This text is an introduction to some of the mathematical wonders of Maxwell's equations. These equations led to the prediction of radio waves, the realization that light is a type of electromagnetic wave, and the discovery of the special theory of relativity. In fact, almost all current descriptions of the fundamental laws of the universe can be viewed as deep generalizations of Maxwell's equations. Even more surprising is that these equations and their generalizations have led to some of the most important mathematical discoveries of the past thirty years. It seems that the mathematics behind Maxwell's equations is endless. The goal of this book is to explain to mathematicians the underlying physics behind electricity and magnetism and to show their connections to mathematics. Starting with Maxwell's equations, the reader is led to such topics as the special theory of relativity, differential forms, quantum mechanics, manifolds, tangent bundles, connections, and curvature.
This one was tough. It covers differential forms, k forms, bundles, and connections. It's not a light read and even though it introduced me to many mathematical concepts, I would not recommend it to a person wanting to thoroughly understand these concepts.

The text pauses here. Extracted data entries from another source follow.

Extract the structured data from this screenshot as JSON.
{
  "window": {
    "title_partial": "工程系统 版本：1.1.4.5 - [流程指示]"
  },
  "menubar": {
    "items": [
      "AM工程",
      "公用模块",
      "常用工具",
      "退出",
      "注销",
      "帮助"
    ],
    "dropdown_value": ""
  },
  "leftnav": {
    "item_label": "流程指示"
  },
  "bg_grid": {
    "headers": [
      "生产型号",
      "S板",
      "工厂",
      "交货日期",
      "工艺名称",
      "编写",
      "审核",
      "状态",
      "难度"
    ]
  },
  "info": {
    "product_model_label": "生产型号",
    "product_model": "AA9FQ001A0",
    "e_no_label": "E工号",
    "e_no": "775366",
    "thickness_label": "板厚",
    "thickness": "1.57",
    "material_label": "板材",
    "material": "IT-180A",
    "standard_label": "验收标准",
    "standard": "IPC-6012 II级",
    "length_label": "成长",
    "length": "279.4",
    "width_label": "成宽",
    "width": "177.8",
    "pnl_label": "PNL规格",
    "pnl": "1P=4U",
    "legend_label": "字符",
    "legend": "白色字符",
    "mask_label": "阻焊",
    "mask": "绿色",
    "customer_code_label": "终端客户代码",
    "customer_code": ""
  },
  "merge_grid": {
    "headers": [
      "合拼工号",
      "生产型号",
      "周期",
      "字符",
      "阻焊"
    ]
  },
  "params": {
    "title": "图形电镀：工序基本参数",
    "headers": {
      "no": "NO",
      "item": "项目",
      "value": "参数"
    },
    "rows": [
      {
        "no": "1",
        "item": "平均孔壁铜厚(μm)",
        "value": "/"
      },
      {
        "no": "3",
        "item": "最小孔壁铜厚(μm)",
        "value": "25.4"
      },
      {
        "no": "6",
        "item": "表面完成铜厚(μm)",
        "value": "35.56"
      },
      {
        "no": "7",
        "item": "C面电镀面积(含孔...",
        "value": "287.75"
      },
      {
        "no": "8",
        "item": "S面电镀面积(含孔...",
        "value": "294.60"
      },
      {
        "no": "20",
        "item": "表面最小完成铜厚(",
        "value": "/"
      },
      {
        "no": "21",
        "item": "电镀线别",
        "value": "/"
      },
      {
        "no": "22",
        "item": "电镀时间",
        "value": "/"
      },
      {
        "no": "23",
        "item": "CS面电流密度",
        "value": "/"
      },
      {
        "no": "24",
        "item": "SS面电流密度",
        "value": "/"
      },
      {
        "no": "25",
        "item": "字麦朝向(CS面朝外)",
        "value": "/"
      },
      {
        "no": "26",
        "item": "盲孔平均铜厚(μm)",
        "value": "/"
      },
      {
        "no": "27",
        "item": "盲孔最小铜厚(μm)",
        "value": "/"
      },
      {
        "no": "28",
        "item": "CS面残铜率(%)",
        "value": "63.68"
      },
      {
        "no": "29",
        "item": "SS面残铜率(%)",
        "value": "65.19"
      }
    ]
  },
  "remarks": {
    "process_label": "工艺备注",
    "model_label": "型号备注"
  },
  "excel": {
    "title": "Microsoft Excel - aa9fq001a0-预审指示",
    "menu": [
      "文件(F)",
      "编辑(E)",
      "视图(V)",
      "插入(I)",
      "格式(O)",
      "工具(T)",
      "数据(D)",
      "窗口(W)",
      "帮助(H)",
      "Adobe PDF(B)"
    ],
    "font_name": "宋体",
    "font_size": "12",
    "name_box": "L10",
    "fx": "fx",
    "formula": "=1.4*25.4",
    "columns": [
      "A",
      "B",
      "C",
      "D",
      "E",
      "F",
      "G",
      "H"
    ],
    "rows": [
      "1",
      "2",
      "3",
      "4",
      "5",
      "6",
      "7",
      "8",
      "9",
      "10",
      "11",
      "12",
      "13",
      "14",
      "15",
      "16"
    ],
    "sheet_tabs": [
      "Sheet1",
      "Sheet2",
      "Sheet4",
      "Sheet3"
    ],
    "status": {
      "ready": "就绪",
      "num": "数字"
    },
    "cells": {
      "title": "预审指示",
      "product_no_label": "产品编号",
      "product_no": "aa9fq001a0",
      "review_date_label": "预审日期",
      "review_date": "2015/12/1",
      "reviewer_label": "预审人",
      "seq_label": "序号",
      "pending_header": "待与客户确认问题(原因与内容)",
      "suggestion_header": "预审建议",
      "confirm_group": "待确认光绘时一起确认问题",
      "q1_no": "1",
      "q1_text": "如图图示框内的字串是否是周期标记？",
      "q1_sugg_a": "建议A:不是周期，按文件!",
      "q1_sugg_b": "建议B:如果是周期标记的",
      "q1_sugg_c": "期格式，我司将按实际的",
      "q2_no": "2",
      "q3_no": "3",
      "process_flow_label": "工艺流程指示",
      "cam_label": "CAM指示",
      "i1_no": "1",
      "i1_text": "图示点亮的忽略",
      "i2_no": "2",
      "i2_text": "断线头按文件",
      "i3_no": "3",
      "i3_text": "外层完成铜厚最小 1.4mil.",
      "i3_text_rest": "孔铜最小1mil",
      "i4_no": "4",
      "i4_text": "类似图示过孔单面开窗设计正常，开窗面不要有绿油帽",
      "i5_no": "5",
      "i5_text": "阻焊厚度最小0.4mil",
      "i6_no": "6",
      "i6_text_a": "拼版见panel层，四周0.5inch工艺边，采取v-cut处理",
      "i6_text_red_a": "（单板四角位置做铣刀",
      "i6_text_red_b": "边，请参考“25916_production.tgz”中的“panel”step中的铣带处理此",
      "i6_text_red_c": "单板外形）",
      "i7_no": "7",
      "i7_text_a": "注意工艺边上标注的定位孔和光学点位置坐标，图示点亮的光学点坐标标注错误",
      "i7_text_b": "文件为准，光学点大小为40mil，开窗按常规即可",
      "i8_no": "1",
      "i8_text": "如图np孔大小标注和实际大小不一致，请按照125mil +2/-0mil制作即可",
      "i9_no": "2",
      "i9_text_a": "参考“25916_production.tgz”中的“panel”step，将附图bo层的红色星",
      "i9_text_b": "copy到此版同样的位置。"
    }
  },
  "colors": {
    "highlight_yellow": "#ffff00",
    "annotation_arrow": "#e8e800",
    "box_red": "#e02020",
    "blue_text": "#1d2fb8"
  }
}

Some Typos and some missing explanations(subjective view). A good book to gain confidence by solving back of the chapter problems. It would be great if the problem set is improved to broaden the understanding of the text before it. Especially in the later chapters that deal with mostly mathematical ideas that underlie modern gauge theories. The solution for integral of the forms is explained in a bit complicated way. Its easier to deal with the transformations from the parameter space to the real space than going via the Jacobian inside the integrals especially for the curves.
I love this book, but I feel that it's coverage of QED and beyond is pretty lacking. On the other hand it really *does* feel like a physics book for mathematicians, which are very hard to find.